To summarise, the SHAP analysis reveals and emphasises that, in predicting survival outcomes, clinical features exert a stronger influence compared to radiomics features.
There are several limitations in this study that need to be acknowledged.
The first limitation is the inclusion of data from 49 different centres, resulting in CT exams being performed on various CT scanners with different acquisition protocols. Unfortunately, the utilisation of ComBat for image harmonisation was not feasible due to the unavailability of at least 20 scans per centre, as suggested in [
54,
55]. To mitigate this bias, we utilised portal phases and resampled the voxel size to a consistent value for all exams.

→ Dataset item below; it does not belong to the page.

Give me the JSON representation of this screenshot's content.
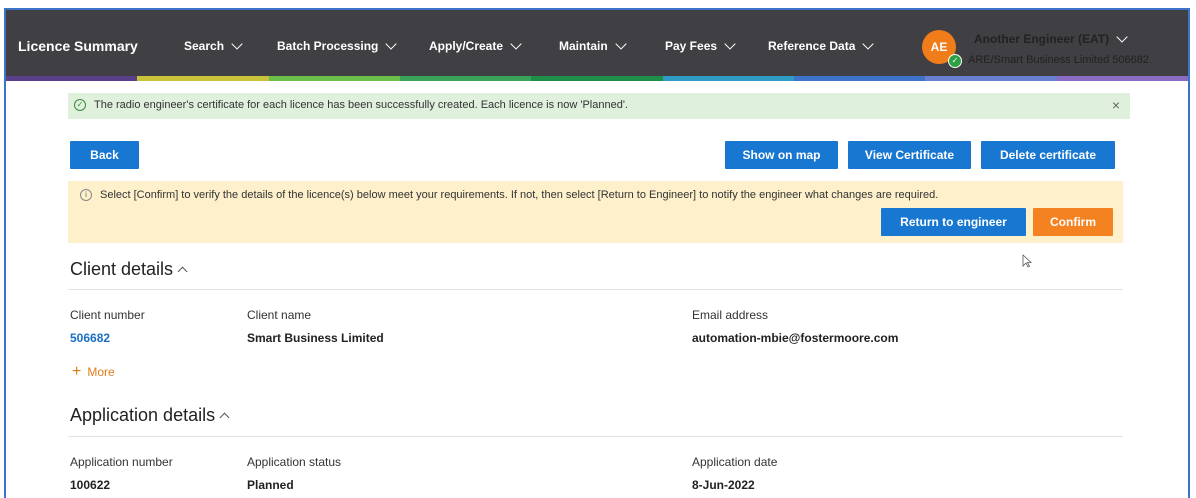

The second limitation is the statistical differences observed between the training–validation dataset and the testing dataset within patient subgroups (p-value of 0.01) and R_margins (p-value of 0.02). It is worth considering that the baseline CT scans performed at the HUB IJB and HUB HE (the training–validation datasets) included cases spanning the entire spectrum of severity, and subsequently received surgical or non-surgical treatment options. On the other side, a most important part of exams in the testing dataset (performed in the hospital network connected to HUB) were redirected to the HUB IJB and HUB HE for surgical intervention (without repeating CT exam). This could explain the difference between the two datasets.
The third limitation is the explainability of radiomics features for temporal data. Radiomics features primarily capture static tumour characteristics, potentially limiting their ability to reflect dynamic changes in disease progression over time. Addressing this concern, delta–radiomics features can be utilised to elucidate the underlying biological mechanisms. Future investigations should aim to incorporate histological and genetic information, enhancing a more accurate representation of temporal changes and boosting the predictive capacity of radiomics models.
In conclusion, the clinical and radiomics models presented in this study, derived from a multicentric study and designed to predict OS and PFS in patients with PDAC, offer a non-invasive approach with the potential to improve patient management and care. Additionally, we utilised SHAP analysis to gain insights into the interpretability of the model. In order to validate and further enhance the clinical applicability of our findings, it will be mandatory to conduct prospective studies in a real clinical setting and to integrate histological and genetic data.